Researchers at the University of Saskatchewan are working on a new way of reading data from high-frequency radars that will allow Canada to more accurately detect aircraft from thousands of kilometres away — and the Department of National Defence has taken note.
This research is being done at the Canadian headquarters of an international network of radars, called SuperDARN (Super Dual Auroral Radar Network). This national research facility, one of 19 currently funded through the CFI’s Major Science Initiatives Fund, monitors space weather, like the aurora borealis, as well as other activity in the upper atmosphere.
Canada's participation is led by the University of Saskatchewan, a founding member and lead scientific partner in the international SuperDARN network, which oversees five radars located in the Northwest Territories, British Columbia, Saskatchewan and Nunavut.
SuperDARN’s radars, also called over-the-horizon radars, emit high-frequency radio waves that refract — or bend — in the upper atmosphere allowing them to travel long distances parallel to the curvature of the Earth. The waves bounce off targets and return to radar receivers. The farther the target, the weaker the signal.
At the moment, these research radars can detect planes, but only at relatively short ranges. However, higher-powered radars like the Canadian military is planning for will easily detect planes at a few thousand kilometres or further — much beyond the couple hundred kilometres of detection that line of sight radars, which operate at higher frequencies than over-the-horizon radars, are capable of, according to Glenn Hussey, the director and principal investigator of SuperDARN Canada.

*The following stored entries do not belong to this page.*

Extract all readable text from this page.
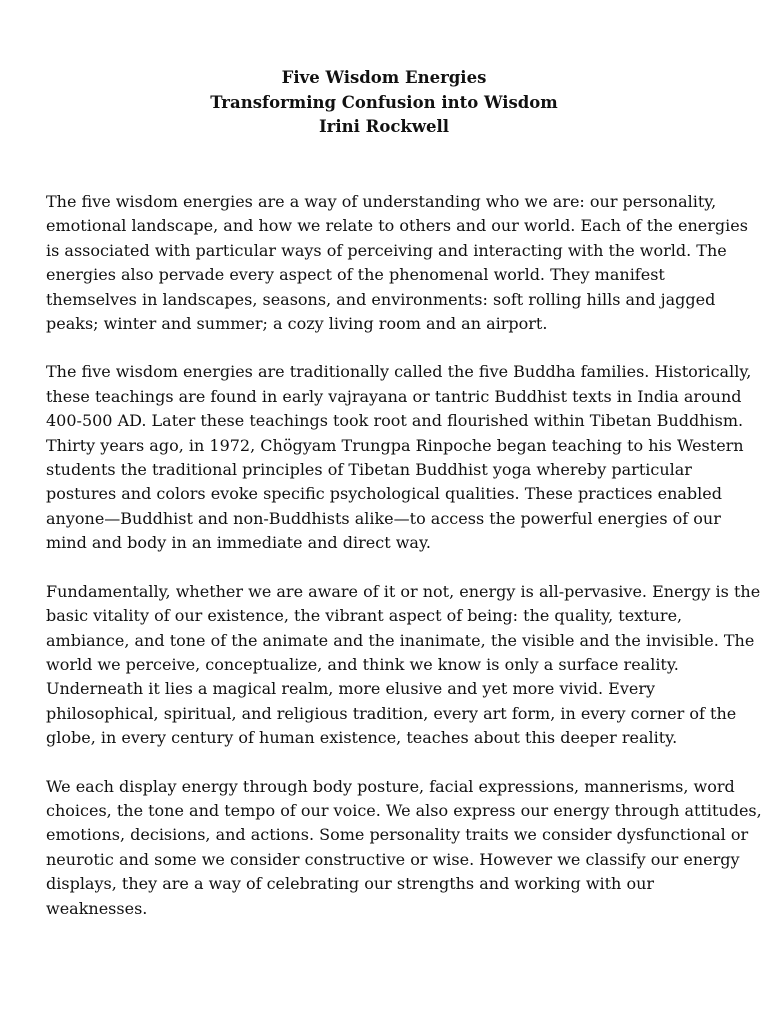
Five Wisdom Energies
Transforming Confusion into Wisdom
Irini Rockwell

The five wisdom energies are a way of understanding who we are: our personality,
emotional landscape, and how we relate to others and our world. Each of the energies
is associated with particular ways of perceiving and interacting with the world. The
energies also pervade every aspect of the phenomenal world. They manifest
themselves in landscapes, seasons, and environments: soft rolling hills and jagged
peaks; winter and summer; a cozy living room and an airport.

The five wisdom energies are traditionally called the five Buddha families. Historically,
these teachings are found in early vajrayana or tantric Buddhist texts in India around
400-500 AD. Later these teachings took root and flourished within Tibetan Buddhism.
Thirty years ago, in 1972, Chögyam Trungpa Rinpoche began teaching to his Western
students the traditional principles of Tibetan Buddhist yoga whereby particular
postures and colors evoke specific psychological qualities. These practices enabled
anyone—Buddhist and non-Buddhists alike—to access the powerful energies of our
mind and body in an immediate and direct way.

Fundamentally, whether we are aware of it or not, energy is all-pervasive. Energy is the
basic vitality of our existence, the vibrant aspect of being: the quality, texture,
ambiance, and tone of the animate and the inanimate, the visible and the invisible. The
world we perceive, conceptualize, and think we know is only a surface reality.
Underneath it lies a magical realm, more elusive and yet more vivid. Every
philosophical, spiritual, and religious tradition, every art form, in every corner of the
globe, in every century of human existence, teaches about this deeper reality.

We each display energy through body posture, facial expressions, mannerisms, word
choices, the tone and tempo of our voice. We also express our energy through attitudes,
emotions, decisions, and actions. Some personality traits we consider dysfunctional or
neurotic and some we consider constructive or wise. However we classify our energy
displays, they are a way of celebrating our strengths and working with our
weaknesses.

Tracking defence targets in the High Arctic
In July, Canada committed to a partnership with Australia to bring early warning radar coverage to the Arctic. These over-the-horizon radars from Australia are set to replace the North American Aerospace Defence Command’s (NORAD) North Warning System, which is aging into obsolescence.
Over-the-horizon radar technology is being tested and rolled out around the world, but reading the data reflected back to radars is more complicated in polar regions because the aurora is also reflected, making aircraft signatures harder to identify through that “noise.”
This problem led to a collaborative study with Defence Research and Development Canada and the US Naval Research Laboratory that demonstrated that space weather was interfering with the military’s ability to track targets in the High Arctic.
SuperDARN researchers are now working on algorithms and planning for AI-tools that will help filter radar data and provide easier identification.
“As a rule of thumb, aircraft are going to have a smaller scattering cross-section, but it’s going to be very intense because they’re all metallic, whereas looking at the aurora is going to be spread out over a large area.”
This study highlighted the great importance of taking into consideration radar aurora detection, which can significantly interfere with aircraft detection, in order for over-the-horizon radars to be a viable option for surveillance in the High Arctic.
Hussey says the research team is now in talks with the Department of National Defence to move the research from the proof-of-concept phase to a more operational one.
“We are continuing this research because we feel that this will be really critically important for the security of Canada,” Hussey says.
New CFI-funded technology is a “game changer”
The aircraft-detection project became possible after SuperDARN was able to upgrade its radar data collection abilities with the help of CFI funding.
Before the upgrades, completed with support from the CFI’s Major Science Initiatives Fund, all the signals from each antenna making up the two SuperDARN antenna arrays, would be collapsed into two data streams, Hussey explains.
“Now, we have all 20 antenna data streams raw, and we can combine them however we want after the fact. So, this is a complete game changer that CFI has allowed us to move to an extremely modern, software-defined radio system,” Hussey says.
This advanced technology is providing many new areas of research to explore according to Hussey, including enhancing our understanding of space weather to help mitigate the disturbances solar storms can cause in technology here on Earth.
“The opportunities for us are limitless.”
He says that advanced techniques developed at SuperDARN will continue to have benefits for Canada, including advancing Canadian Arctic sovereignty through surveillance and a physical presence in the High Arctic.
“You never know where fundamental research of natural phenomena, like the aurora, will take you. In our case, using radar to study the aurora is going to have applications for defence and probably more.”